La réforme de 2018 a permis de redynamiser l’apprentissage et d’en améliorer l’image. Toutefois, les baisses successives des niveaux de prise en charge des contrats d’apprentissage (NPEC) depuis 2022 fragilisent aujourd’hui la capacité du réseau des CMA à former durablement, y compris dans les territoires comme le Grand Est, où la proximité des centres de formation est essentielle.

« La fragilisation du financement de l’apprentissage met directement en danger notre capacité à former localement, en proximité, et dans la durée. Dans une région comme le Grand Est, où l’artisanat est un pilier de l’emploi et de la transmission des entreprises, il est indispensable d’adapter les financements aux réalités des métiers et aux besoins des territoires. », déclare Christophe Richard, président de la Chambre de Métiers et de l’Artisanat de Région Grand Est.

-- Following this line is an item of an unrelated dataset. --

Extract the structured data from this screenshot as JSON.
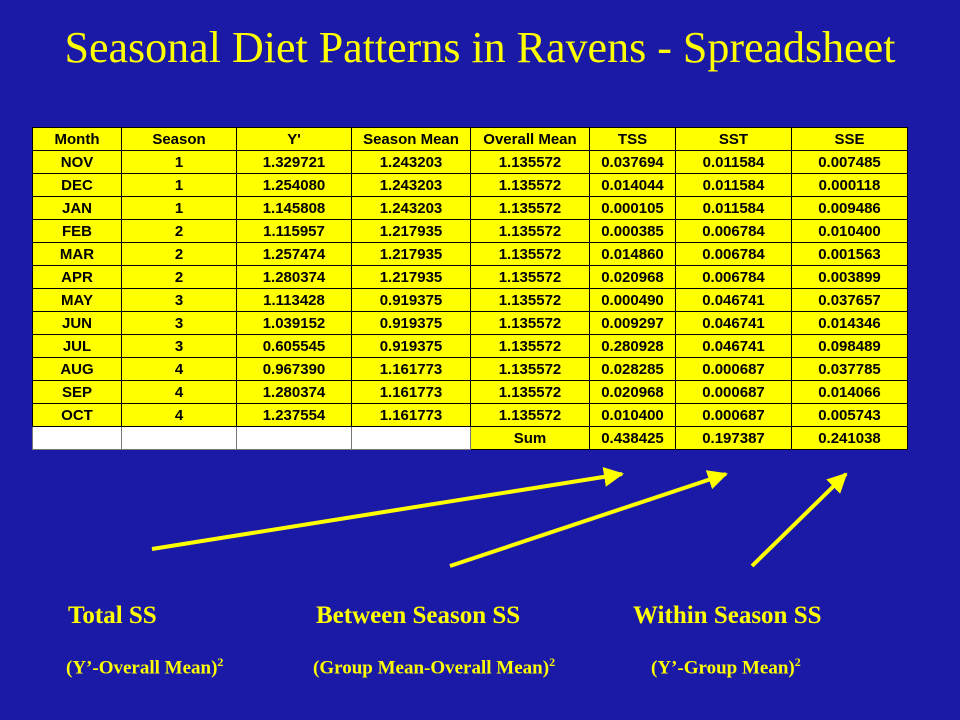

Aujourd’hui, sur les 20 principales formations dispensées par le réseau des CMA, représentant 71 % des effectifs, le NPEC ne permet pas d’atteindre l’équilibre financier pour 18 d’entre elles.

« Il est urgent de prioriser le financement de l’apprentissage en faveur des niveaux 3 et 4, véritables leviers d’insertion professionnelle », confirme Joël Fourny.

Faute de mesures concrètes, c’est la capacité du réseau à former en qualité et en proximité, au plus près des besoins des entreprises artisanales du Grand Est, qui est mise en risque.

« Adapter le niveau des financements aux réalités des métiers et des territoires est une condition indispensable pour préserver un modèle d’apprentissage performant, équitable et durable, au service des jeunes comme des 2,2 millions d’entreprises artisanales », conclut Joël Fourny.